You know, I've thought about this problem myself. With so many different image hosting sites, people with personal web pages, etc... its almost impossible to keep track. The knee-jerk reaction has always been "use bookmarks," but if one were to bookmark every notable MOC out there, it would defeat the purpose of having bookmarks due to the tremendous numbers involved.
Personally, I think a Wiki-type solution would be best (although it shouldn't necessarily be editable by anyone). Basically, each ship/vehicle in the Star Wars universe would have it's own page, although pages would be created as needs arise rather than having them all created ahead of time. This has the effect of limiting the MOCs to those based of "real" ships within the universe. While, non-"real" MOCs have there place, it wouldn't really fit the site. On each page, there would be a list of MOCs about the given vehicle and divided by scale (MINI, system, UCS, other). Each list item would consist of a thumbnail, a brief description (if needed), and the MOCer's name/username. Each list item would link to a page with a single large picture (preferrably a 3/4 angle shot), Instructions (which should all be converted to PDF format), and ldraw files.
Of course, the natural question of rights/permissions is bound to come up. Before a MOC can be posted, the creator must must consent and agree to a GPL-like agreement (adapted for LEGO). For those unfamiliar with this, it is an agreement commonly used by open-source software creators which give others the rights to use, modify, and re-distribute the source code. In LEGO terms, this would mean that the MOC creator is releasing the MOC (pictures and/or instructions) for others to use, modify, and re-distribute.
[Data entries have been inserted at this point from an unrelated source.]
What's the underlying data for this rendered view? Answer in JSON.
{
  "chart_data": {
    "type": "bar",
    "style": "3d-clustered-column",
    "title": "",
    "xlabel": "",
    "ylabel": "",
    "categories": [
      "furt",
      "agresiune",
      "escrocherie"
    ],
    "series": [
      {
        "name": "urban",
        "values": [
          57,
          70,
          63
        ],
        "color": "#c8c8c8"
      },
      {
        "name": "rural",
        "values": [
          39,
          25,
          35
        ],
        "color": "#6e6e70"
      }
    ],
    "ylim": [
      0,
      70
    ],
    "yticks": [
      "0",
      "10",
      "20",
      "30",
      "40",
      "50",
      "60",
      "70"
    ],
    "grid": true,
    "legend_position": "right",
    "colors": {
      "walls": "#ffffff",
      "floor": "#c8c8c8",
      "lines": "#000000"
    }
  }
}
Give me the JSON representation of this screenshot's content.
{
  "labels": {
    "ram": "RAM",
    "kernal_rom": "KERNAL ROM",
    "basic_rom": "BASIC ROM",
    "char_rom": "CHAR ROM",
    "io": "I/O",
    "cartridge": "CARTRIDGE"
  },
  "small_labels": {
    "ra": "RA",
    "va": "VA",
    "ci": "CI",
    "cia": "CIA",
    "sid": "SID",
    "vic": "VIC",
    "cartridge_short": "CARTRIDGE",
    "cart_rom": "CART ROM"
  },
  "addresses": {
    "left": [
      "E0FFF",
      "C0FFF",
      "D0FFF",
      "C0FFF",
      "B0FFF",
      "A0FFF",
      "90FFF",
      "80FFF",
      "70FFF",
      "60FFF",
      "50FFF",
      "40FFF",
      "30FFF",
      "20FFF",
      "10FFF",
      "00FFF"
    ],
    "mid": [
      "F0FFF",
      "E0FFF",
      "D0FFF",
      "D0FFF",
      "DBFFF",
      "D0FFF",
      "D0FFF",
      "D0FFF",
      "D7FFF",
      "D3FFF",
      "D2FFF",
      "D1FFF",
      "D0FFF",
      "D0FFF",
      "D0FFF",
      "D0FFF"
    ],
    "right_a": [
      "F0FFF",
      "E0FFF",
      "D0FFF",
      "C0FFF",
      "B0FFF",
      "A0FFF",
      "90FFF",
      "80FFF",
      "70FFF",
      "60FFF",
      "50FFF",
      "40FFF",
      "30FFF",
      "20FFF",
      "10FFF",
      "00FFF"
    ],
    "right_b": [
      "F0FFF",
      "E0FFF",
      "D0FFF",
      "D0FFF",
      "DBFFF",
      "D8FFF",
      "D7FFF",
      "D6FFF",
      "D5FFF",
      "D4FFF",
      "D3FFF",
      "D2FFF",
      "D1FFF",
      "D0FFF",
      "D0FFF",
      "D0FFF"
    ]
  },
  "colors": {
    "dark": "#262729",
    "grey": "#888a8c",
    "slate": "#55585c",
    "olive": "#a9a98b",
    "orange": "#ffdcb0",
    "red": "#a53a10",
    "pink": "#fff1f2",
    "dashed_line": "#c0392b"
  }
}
This means that for older MOCs, one would have to contact the original creator of the MOC and get permission. Of course, MOCer's could also volunteer their work. I think initially, it would be a lot of work since only a few people would know and care about it. However, I think after a while it would grow in size and popularity and hopefully get to the point where we would no longer need to hassle others about submitting their MOCs.
The beauty of a LEGO MOC is not the elements that go into it, but the way those elements are put together.